A forward-thinking addition that links the work to progressive efforts to address the social determinants of health is  “incorporate integrative healthcare into community settings and into the healthcare system at large.”

3The team then took a second step with the competencies and had members of their interprofessional leadership team build subcommittees through which profession-specific sub-competencies in primary health care were created. In these, professionals from internal medicine to nursing to chiropractic to naturopathic medicine began with the meta-competencies then drilled down with content for their specific field.

As an audience member, I typed in a question about whether there was much evidence of the educational program being used in Federally Qualified Health Centers or patient-centered medical homes. Lebensohn shared that one clinical site for the pilot was the Coalition of Orange County Community Health Centers. There, through a philanthropic grant, an effort is being made to integrate all community centers. The NCIPH program was utilized to “train staff, from nursing to [physicians’ assistants] to residents. They were using this as a foundation.”

4Lebensohn and Brooks, in their conversation facilitated by NCIPH steering committee member and ACIH executive director Elizabeth A. Goldblatt, PhD, MPA/HA noted that the team had additional ideas about possible next steps. Yet they have not been able to secure funding to continue past the 3-year grant’s end date of August 31, 2017. At that point, to continue to offer the program, a fee will be attached.

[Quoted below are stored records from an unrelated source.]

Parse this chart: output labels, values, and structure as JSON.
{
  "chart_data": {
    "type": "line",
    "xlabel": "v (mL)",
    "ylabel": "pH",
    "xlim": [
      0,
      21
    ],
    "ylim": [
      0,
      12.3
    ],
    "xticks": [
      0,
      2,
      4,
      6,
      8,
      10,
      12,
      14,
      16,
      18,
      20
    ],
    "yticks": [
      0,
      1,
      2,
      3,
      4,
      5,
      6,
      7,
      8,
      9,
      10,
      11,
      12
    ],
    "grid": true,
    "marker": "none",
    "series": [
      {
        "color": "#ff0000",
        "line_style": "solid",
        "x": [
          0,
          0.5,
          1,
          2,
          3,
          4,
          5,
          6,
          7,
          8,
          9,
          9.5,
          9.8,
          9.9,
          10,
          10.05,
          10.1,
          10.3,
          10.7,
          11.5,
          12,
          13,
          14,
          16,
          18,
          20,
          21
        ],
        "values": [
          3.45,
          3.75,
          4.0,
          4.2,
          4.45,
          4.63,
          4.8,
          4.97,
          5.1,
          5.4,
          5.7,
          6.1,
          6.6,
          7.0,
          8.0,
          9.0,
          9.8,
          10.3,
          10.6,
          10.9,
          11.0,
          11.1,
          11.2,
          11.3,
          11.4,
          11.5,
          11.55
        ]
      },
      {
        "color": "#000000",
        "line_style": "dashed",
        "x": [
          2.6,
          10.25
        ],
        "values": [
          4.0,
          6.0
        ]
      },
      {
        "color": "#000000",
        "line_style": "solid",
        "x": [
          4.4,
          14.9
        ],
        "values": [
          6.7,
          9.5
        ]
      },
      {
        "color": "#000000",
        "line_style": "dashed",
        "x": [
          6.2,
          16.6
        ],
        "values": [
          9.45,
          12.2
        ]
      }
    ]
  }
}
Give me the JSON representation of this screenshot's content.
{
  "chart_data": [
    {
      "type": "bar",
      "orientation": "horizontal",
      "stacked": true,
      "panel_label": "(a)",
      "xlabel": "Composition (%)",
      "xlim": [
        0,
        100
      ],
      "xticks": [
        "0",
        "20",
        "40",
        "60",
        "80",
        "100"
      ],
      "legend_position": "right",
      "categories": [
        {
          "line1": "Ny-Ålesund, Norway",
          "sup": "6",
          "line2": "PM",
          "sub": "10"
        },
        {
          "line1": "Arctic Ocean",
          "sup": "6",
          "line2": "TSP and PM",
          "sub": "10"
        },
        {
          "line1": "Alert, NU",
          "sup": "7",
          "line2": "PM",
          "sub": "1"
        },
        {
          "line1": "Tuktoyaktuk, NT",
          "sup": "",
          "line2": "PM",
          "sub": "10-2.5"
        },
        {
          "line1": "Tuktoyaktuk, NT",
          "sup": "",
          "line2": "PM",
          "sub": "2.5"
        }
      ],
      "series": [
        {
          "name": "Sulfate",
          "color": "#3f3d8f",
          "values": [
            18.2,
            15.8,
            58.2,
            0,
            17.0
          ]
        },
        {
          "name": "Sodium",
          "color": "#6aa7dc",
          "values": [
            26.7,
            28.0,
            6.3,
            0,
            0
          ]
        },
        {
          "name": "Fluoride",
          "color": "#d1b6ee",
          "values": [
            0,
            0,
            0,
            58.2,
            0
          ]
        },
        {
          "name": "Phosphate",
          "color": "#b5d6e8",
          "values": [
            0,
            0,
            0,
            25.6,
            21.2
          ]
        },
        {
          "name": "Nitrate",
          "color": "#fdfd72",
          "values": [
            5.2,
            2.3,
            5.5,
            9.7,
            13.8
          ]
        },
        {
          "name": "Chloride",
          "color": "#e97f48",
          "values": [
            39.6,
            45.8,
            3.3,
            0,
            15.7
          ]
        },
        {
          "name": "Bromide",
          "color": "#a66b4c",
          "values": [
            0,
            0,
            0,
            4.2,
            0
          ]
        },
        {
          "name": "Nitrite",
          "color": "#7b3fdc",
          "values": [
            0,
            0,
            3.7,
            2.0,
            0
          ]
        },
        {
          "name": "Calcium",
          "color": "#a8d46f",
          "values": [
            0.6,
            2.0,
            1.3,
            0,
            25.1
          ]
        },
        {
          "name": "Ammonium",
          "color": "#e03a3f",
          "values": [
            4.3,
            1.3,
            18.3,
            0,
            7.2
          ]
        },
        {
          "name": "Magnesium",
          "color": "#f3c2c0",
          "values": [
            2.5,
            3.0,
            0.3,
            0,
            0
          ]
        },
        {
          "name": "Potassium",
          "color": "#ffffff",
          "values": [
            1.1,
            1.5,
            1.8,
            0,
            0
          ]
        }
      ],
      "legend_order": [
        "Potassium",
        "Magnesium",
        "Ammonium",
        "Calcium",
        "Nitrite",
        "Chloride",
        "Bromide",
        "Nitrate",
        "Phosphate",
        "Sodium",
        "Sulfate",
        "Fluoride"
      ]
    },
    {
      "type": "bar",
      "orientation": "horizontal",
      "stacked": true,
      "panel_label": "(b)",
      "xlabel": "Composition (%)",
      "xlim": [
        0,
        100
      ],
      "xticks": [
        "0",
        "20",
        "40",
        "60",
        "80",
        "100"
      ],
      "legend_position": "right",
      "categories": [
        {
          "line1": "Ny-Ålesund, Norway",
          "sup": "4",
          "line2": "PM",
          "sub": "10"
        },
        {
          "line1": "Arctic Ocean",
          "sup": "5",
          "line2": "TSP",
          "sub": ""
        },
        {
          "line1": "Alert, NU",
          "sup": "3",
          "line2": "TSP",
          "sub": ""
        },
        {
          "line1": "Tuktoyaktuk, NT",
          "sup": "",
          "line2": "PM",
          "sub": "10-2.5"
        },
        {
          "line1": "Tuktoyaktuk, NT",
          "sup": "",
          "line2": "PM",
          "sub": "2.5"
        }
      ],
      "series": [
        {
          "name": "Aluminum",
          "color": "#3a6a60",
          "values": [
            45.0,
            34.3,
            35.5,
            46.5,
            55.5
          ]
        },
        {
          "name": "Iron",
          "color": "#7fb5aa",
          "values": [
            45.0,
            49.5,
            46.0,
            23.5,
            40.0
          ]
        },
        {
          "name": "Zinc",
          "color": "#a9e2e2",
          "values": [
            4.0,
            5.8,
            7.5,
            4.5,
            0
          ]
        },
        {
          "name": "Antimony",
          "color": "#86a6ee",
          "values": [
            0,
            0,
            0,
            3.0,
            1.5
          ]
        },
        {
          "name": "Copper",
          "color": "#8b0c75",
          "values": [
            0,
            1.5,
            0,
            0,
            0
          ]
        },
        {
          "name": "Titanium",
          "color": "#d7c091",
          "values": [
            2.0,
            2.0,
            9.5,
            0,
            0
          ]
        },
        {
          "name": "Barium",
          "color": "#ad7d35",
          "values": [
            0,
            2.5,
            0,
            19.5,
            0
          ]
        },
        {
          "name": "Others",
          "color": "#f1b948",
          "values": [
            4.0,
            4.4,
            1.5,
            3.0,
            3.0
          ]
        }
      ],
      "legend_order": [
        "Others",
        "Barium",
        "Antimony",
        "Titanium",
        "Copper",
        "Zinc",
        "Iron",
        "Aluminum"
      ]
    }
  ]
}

Comment:  Many thoughts and reflections, on examining this work product. First, like many change processes, the vision some of us have had of the paradigm shift toward an integrative model in primary care frequently has more grand proportions in the imagining than have the successful steps, like NCIPH’s, that begin to lever change. Years ago, the facts of jammed curricula, overburdened health professional trainees, and of academic hours “owned” by interests with hold-tight agendas gave our fancies of rapid change a good and thorough slap-down.

Happily, the personal translation—from impatience to the wisdom that gets knocked into one—leads me to give high credit to what NCIPH accomplished in these three years. Kudos to the interprofessionalism, the inclusiveness, the interest in the underserved, and connection to community health. Great stuff. ACIM had lost a prior, parallel HRSA grant in part for not being as interprofessional as the agency that won it. They learned fast this round.

That the grant funds have nearly run out suggests that the program, if it follows the pattern of much funded work in academia that finds itself at Rio Seco, the project will most likely undergo a slow transition to salted slug form. Hopefully, however, with a fee eventually attached, and in the garden of ACIM’s multiple other efforts to educate for transformation, the program will have a long-life. It would be particularly nice if some philanthropic partner might assist with its education of professionals in community health centers nationwide.